So To Speak: Dutertism is not an ideology. It’s obedience with a slogan.
By Sonia P. Soto
Senator Robin Padilla finally said out loud what too many politicians only whisper.
He declared: “Para sa akin, ideology ang Duterte. Hindi persona lang. Ideology ng pagbabago.”
And in the same breath, he made the “ideology” unmistakable: “Walang pwedeng mag-utos sa akin. Si Digong lang. Basta sinabi ni Digong, susunod ako.”
Let’s not pretend this is philosophy. This is followership—the political posture that replaces judgment with obedience and calls it “change.”
An ideology is supposed to be a set of ideas. Padilla’s version is a single instruction: sumunod. A platform can be questioned. A doctrine can be debated. But a command cannot—because the whole point is to stop thinking and start saluting.
And notice the trick: he insists it’s “not persona,” then immediately proves it is—because his “ideology” has one source of authority: one man who can “utos.”
That is not ideology. That is a personal rule packaged as national direction.

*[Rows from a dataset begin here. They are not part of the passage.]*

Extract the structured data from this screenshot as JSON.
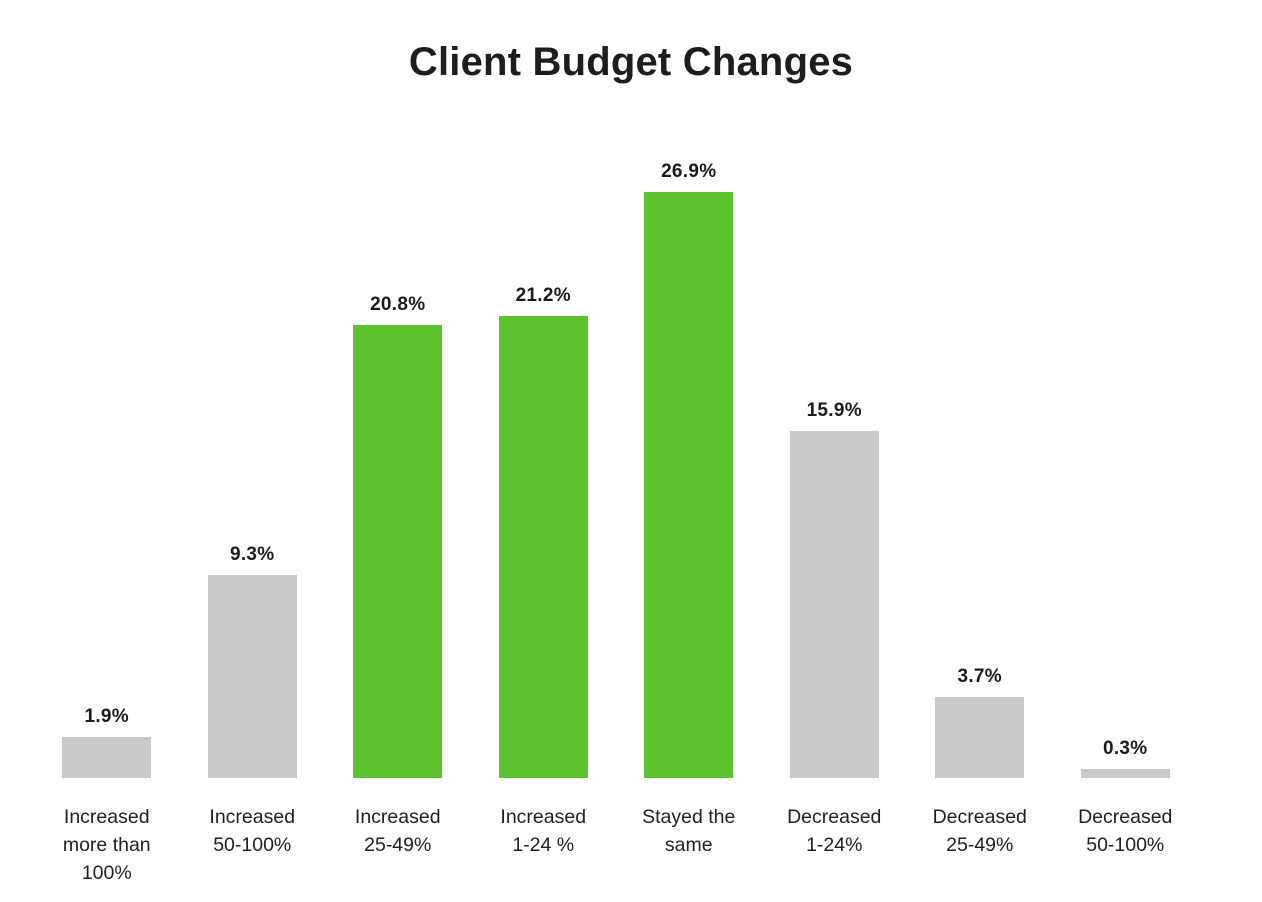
{
  "chart_data": {
    "type": "bar",
    "title": "Client Budget Changes",
    "categories": [
      "Increased more than 100%",
      "Increased 50-100%",
      "Increased 25-49%",
      "Increased 1-24 %",
      "Stayed the same",
      "Decreased 1-24%",
      "Decreased 25-49%",
      "Decreased 50-100%"
    ],
    "category_lines": [
      [
        "Increased",
        "more than",
        "100%"
      ],
      [
        "Increased",
        "50-100%"
      ],
      [
        "Increased",
        "25-49%"
      ],
      [
        "Increased",
        "1-24 %"
      ],
      [
        "Stayed the",
        "same"
      ],
      [
        "Decreased",
        "1-24%"
      ],
      [
        "Decreased",
        "25-49%"
      ],
      [
        "Decreased",
        "50-100%"
      ]
    ],
    "values": [
      1.9,
      9.3,
      20.8,
      21.2,
      26.9,
      15.9,
      3.7,
      0.3
    ],
    "value_labels": [
      "1.9%",
      "9.3%",
      "20.8%",
      "21.2%",
      "26.9%",
      "15.9%",
      "3.7%",
      "0.3%"
    ],
    "highlighted": [
      false,
      false,
      true,
      true,
      true,
      false,
      false,
      false
    ],
    "colors": {
      "highlight_bar": "#5cc32e",
      "default_bar": "#c9c9c9",
      "label_text": "#1b1b1b",
      "title_text": "#1d1d1f"
    },
    "xlabel": "",
    "ylabel": "",
    "ylim": [
      0,
      27.5
    ],
    "grid": "off",
    "axes": "hidden",
    "legend": "none"
  }
}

“Ideology ng pagbabago” is not a principle. It’s a blank check.
“Pagbabago” sounds wholesome because it is conveniently empty. Empty words are useful: they can justify anything—policy, impunity, vengeance, opportunism—depending on who holds the mic that day.
If Dutertism is indeed an ideology, then define it like an adult:
What are its core beliefs on due process?
On human rights?
On checks and balances?
On accountability when the state abuses power?
Padilla does not answer those questions because the “ideology” doesn’t need answers. It needs loyalty.
This is the most dangerous political conversion in the Philippines
We’ve seen personality politics. What Padilla is normalizing is worse: the attempt to convert a leader’s name into a permanent identity that followers inherit and defend—like a brand you don’t argue with.
He doesn’t say, “I support a policy agenda.”
He says, I take orders.
That is how democracies degrade without a coup. Not with tanks. With senators acting like messengers of one political household.
The civic punchline
If Duterte is an “ideology,” then this is what it really means in practice:
The leader’s instinct becomes the law. The follower’s loyalty becomes a virtue. And dissent becomes betrayal.
That’s not “pagbabago.” That’s the oldest scam in politics: obedience dressed up as renewal.